What we need next is some primitives for our artists to start with. Well, this is the part of GenMesh I like the most: We generate almost everything out of a single primitive – “almost” everything because we also support tori, which have topological genus 1 whereas all other standard primitives have genus 0. Both vertex and face splits preserve topological genus, so tori need to be special-cased, but I’ll get to that later. Let’s start with genus-0 primitives, which we all synthesize from the same seed: a “ring” (that’s what it’s called in the code), which is actually a double-sided disc. Here’s an 8-sided specimen, but you can generate them with an arbitrary number of vertices:

An n-sided ring (n > 2) has n vertices and edges and two faces (the front and the back). GenMesh always generates them with the vertices describing a regular polygon in the z=0 plane (radius and rotation are configurable).

So where can we go from here? Well, it turns out that vertex and face splits are enough to implement the topological modifications underlying mesh extrusion (how exactly is the subject of its own article in this series). Starting from a n-sided ring, it’s obvious that we can generate a n-sided cylinder by just extruding along the z-axis. But what else can we do with it? Here’s a list of recipes just using rings and extrusion:

• Cylinder and tessellated cylinder: Extrude ring along z axis; repeat multiple times to get a tessellated cylinder.
• Grid: A 1×1 “grid” is just a ring with 4 sides.
• Cube: A cube is just a cylinder with a 4-sided (1×1 grid) base, really.
• Tessellated cube: Start from a tessellated cylinder with a 4-sided base. That gives you a cube tessellated along the z axis. Now select all faces on the +y side of the cube, and extrude them as often as necessary along the y axis. Rinse and repeat for x-tessellation.

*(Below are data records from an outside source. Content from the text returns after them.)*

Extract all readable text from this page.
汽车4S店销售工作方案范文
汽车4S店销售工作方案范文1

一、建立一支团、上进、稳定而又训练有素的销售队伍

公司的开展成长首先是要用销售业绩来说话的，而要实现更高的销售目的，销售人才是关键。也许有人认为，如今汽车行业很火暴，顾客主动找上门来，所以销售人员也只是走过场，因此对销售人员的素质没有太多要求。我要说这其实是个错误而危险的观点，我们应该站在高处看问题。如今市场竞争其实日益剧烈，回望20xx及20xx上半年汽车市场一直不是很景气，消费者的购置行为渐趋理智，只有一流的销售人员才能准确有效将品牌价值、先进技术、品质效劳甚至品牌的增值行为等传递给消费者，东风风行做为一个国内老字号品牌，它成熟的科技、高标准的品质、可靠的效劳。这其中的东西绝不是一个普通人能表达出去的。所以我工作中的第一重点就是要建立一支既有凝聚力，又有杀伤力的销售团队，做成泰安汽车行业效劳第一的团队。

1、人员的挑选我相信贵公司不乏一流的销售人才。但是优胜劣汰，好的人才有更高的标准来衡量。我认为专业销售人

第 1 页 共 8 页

Voila, tessellated cube. Let it cool for a bit, then finish by adding creases along the hard edges. :)
• Sphere: You can describe a sphere as a distorted, tessellated cylinder – just start from a cylinder, then move the vertices around after you’re done. Note that this will give a sphere that has a flat face at the top and bottom, instead of single vertices at the poles. If you want a sphere with “proper” poles, see below.
• Cone: A cone is just a warped cylinder that converges to a single point. In other words, start with a tessellated cylinder again, then add one extra vertex for the top, the same way you add the poles for a sphere – again, see below.

As you can see, this covers most of the usual suspects, except for tessellated grids (the extrude trick we pulled for tessellated cubes doesn’t work there, since grids are 2D entities) and the aforementioned tori.

Those pesky poles

We ran into that slight problem above with spheres and cones where we might want to have proper poles or a sharp apex, respectively, instead of just stopping with a flat face. Not to worry – this can be fixed using our existing operations. Ultimately, what we really need to do is add a center vertex in the middle of a ring, and then add a bunch of new triangles connecting the existing sides of the face to that vertex. Using our general vertex and face splits, this is pretty easy:

Start with a degenerate vertex split (no blue edges) to insert the center point and first “spoke” edge. After that, it’s just a matter of splitting the (ever-shrinking) remainder of the original face n-1 times to insert the remaining “spokes”.

The same approach can be used to subdivide faces in general. If you advance in steps of 2 “outside” edges inside of 1 for every step, you tessellate the face using quads, not triangles. It’s pretty nifty.

And as usual, after you have the connectivity right, you can just move the vertices around to wherever you need them.

Tessellated grids

These start out from a regular 1×1 grid (aka 4-ring), but then proceed somewhat differently. Here’s the sequence:

You start out with a quad. You then split the “top” and “bottom” edges – as mentioned above, this is just a vertex split with a single blue edge. Repeat as many times as necessary to get your desired tessellation factor in x. After that, it’s just a bunch of face splits (note you need to do this on both the front and back sides!) to get an x-tessellated grid.

Repeat the same process (“rotated by 90 degrees”, except topologically all that means is you start from a different half-edge) in all of the newly created quads to tessellate the skinny vertical quads along the y axis, and you’re done.

Tori at last

This leaves just one primitive we don’t have yet: the torus. As mentioned above, a torus is genus 1 so it can’t possibly be generated from a ring using our operations, which preserve topological genus. It can, however, be generated from something very similar (in some sense, it’s actually simpler). I’m not gonna draw a picture for this one, because it needs 3D and I’m not gonna embarrass myself trying to do that with my inferior Inkscape skills :).

Anyway, your start mesh for a torus has 1 vertex, 1 face and 2 edges (one “horizontal”, one “vertical”, both connecting the vertex with itself). The face first takes the horizontal edge, then the vertical edge, then the horizontal edge backwards (i.e. opposite half-edge from the first one), then the vertical edge backwards (opposite half-edge from the second one). There we go, closed mesh, all 4 half-edges accounted for, and it really needs toroidal wrapping to be drawn correctly – it’s a torus, what did you expect? Now a 1-vertex torus isn’t exactly a very useful primitive, but you just need that one seed mesh and then do the exact same procedure as for a tessellated grid to get a proper NxM torus. After that, all you need to do is sort out the vertex coordinates :).

Wrap-up

And that’s it! You now know a bit more about the data structures used in GenMesh, and how all the primitives you might care about can be generated from a pretty tiny set of starting meshes using all of 2 topology-modifying operations. That’s probably my favorite part of the whole generator; the original implementation didn’t do it quite that systematically, and I almost went insane trying to debug it before I reduced everything to this small set of ops. It’s surprisingly powerful, and quite elegant too :).

Subdivision and Extrusion, the two main operations GenMesh was trying to support, will be covered in a separate article that I probably won’t get to for a while. Because next up is what you’ve been waiting for: Half-edges redux, the post that describes the mesh data structures used in GenMinMesh, the (somewhat) more minimal mesh generator we wrote leading up to Debris – mainly for 64ks, because GenMesh is kinda big and, as you can imagine from the above description, has lots of interdependencies that make it hard to throw out functionality selectively to save space.

Anyway, I’ll try to finish the next post a bit quicker, though really it all boils down to how quick I get those damn pictures done. Until then!